Restored PC with unnecessary sync and high hard drive usage

I just restored my Surface Pro 4 running Windows 10, so that the system and all software reset to factory setup but preserved all of my personal files. I reinstalled Insync without any issues, and connected it to 2 Google Drive accounts using the same sync folders on the tablet. There was a third account before my restore, but I opted not to reconnect it.

Despite that all my previously synced files remained intact and there were no new files added to the Google Drive accounts from the cloud or other devices, Insync has been (supposedly) continuously synchronizing files already on the tablet. I maybe 68 GB (48k files) and 4GB (3k files) in the two accounts. Insync says that it has about 52k files (pretty lcose to my total files) remaining to sync and hasn’t dropped after a long sync period.

Sometimes, Insync causes my system resources to spike, particularly the hard drive ramping up to 98%-100% usage.
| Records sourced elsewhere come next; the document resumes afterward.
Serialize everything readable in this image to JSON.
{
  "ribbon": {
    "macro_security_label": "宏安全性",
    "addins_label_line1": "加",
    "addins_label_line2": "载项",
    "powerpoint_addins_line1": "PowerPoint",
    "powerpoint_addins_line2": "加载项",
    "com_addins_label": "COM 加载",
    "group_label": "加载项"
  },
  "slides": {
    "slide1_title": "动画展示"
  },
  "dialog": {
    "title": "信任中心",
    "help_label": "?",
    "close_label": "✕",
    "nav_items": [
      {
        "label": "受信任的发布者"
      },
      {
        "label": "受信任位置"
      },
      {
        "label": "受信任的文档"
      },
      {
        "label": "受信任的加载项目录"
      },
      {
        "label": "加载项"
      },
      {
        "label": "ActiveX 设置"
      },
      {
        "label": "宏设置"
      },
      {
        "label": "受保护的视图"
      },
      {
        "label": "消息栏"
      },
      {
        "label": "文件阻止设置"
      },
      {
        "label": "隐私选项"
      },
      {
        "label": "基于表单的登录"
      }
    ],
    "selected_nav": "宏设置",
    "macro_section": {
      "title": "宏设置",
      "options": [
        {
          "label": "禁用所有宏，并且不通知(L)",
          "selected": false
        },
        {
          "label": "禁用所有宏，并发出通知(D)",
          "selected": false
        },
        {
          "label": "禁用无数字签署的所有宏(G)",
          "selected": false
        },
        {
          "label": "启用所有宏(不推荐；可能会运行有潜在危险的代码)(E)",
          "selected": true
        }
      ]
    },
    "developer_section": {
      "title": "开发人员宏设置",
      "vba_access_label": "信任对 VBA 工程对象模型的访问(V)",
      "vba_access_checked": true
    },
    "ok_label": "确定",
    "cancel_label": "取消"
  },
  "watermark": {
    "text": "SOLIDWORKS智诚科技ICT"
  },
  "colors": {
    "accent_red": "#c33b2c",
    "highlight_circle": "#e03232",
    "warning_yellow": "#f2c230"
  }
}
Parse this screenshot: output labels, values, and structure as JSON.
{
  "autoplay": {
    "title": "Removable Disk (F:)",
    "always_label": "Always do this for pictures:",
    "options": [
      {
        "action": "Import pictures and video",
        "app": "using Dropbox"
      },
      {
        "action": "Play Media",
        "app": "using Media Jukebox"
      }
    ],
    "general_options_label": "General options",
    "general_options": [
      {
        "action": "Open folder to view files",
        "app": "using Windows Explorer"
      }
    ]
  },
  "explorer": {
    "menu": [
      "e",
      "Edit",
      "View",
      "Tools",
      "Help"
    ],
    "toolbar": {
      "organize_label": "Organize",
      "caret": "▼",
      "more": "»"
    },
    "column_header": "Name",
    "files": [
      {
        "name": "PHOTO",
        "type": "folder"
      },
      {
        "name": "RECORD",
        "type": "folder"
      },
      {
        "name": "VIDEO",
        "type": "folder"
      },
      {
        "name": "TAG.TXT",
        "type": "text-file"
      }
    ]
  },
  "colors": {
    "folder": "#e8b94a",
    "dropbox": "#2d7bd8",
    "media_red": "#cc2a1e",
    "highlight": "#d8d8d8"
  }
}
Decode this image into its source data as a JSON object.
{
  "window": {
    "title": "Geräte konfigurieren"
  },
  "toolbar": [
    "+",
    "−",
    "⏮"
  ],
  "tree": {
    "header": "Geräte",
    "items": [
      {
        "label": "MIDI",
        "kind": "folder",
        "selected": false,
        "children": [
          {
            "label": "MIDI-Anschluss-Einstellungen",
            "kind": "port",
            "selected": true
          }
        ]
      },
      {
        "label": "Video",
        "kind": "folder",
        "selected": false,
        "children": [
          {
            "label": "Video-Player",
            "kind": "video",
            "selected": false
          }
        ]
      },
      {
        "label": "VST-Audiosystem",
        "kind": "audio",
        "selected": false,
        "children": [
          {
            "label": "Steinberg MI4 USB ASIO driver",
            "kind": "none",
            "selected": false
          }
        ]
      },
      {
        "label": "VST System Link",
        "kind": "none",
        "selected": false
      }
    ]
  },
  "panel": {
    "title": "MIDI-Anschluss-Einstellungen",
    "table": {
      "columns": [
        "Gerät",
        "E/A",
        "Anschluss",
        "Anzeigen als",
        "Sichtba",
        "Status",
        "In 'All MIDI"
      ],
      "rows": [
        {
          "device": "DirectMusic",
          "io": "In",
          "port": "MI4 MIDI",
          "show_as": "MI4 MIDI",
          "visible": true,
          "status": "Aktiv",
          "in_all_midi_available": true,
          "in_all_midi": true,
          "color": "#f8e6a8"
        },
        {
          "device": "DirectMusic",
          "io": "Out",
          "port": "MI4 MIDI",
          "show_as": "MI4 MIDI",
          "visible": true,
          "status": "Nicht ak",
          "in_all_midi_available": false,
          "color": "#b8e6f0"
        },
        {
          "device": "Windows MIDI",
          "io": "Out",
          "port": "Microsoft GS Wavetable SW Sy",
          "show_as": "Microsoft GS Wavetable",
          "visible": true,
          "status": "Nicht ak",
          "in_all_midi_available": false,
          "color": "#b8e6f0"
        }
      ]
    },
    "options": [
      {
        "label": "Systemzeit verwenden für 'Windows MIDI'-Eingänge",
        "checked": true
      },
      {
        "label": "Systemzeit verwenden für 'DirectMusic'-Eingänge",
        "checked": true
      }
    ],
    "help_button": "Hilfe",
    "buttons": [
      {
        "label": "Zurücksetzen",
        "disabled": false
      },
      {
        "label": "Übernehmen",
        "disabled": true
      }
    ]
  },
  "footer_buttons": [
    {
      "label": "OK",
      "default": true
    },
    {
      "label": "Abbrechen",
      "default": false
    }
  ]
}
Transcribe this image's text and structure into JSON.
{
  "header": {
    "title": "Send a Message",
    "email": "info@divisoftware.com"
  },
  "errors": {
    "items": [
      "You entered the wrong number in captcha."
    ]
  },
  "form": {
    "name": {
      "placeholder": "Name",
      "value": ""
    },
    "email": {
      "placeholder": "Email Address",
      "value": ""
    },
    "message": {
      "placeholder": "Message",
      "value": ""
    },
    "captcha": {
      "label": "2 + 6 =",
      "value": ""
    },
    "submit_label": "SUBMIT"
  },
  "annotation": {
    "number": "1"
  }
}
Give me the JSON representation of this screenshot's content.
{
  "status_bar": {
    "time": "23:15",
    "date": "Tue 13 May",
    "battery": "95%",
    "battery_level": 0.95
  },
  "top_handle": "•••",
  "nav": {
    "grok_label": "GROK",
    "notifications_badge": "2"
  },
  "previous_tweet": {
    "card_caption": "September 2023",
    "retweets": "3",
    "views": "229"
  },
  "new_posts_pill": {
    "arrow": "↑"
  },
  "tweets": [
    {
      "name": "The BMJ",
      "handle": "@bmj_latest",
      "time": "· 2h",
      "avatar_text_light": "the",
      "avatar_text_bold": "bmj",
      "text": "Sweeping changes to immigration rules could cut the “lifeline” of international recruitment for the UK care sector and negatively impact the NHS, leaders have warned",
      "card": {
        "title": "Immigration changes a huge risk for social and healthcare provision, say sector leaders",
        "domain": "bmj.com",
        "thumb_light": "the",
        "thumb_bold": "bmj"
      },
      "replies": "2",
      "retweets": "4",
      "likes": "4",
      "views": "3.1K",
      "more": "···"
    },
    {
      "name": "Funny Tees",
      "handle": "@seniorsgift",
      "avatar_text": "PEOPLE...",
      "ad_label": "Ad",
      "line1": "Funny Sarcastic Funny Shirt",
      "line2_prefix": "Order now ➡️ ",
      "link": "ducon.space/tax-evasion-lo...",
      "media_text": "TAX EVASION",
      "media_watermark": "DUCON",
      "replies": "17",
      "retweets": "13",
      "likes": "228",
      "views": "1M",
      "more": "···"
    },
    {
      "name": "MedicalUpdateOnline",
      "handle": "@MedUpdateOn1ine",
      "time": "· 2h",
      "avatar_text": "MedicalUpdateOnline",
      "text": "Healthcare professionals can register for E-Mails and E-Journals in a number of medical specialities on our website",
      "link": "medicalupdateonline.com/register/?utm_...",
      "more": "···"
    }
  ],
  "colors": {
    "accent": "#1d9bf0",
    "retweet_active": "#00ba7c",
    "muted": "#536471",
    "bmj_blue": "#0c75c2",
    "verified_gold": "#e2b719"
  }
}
I ended up pausing sync for awhile because I was concerned about long-term effects of running full bore for hours and hours which dropped hard drive usage to around 4%. I just resumed sync and it seems more normal (30ish% with other system apps running).

Does anyone know

  1. Why Insync is unnecessarily synchronizing in the first place?
  2. Why my remaining files have not gone down?
  3. Why might Insync be running my hard drive use so high?

Hi! Insync may just be scanning your files and comparing and matching them with your files already in the cloud to check if there are files that need to be synced. Please check the local Insync folder and drive.google.com to make sure there are no duplications.

Tagging our engineer @dipesh for the other questions

Hello @Shawn_J,

As mentioned by @gio, Insync has to scan your local folders and your Google Drive web first before it realises that the files are the same. It prioritises scanning and establishing the file hierarchy over files’ transfer and matching.

Please note that pausing-resuming or restarting Insync would make it scan the local folders again (to look for any changes that were done while Insync was paused/not running), so, it is better if you let Insync run continuously.

We will work on improving the algorithm to make it faster and to avoid hogging of resources.

Thanks

“We will work on improving the algorithm to make it faster and to avoid hogging of resources.”
That would be nice. The resource hogging issue is 2 years old now, so ‘we will’ should really be “we have been” if all previous Insync promises are to be believed.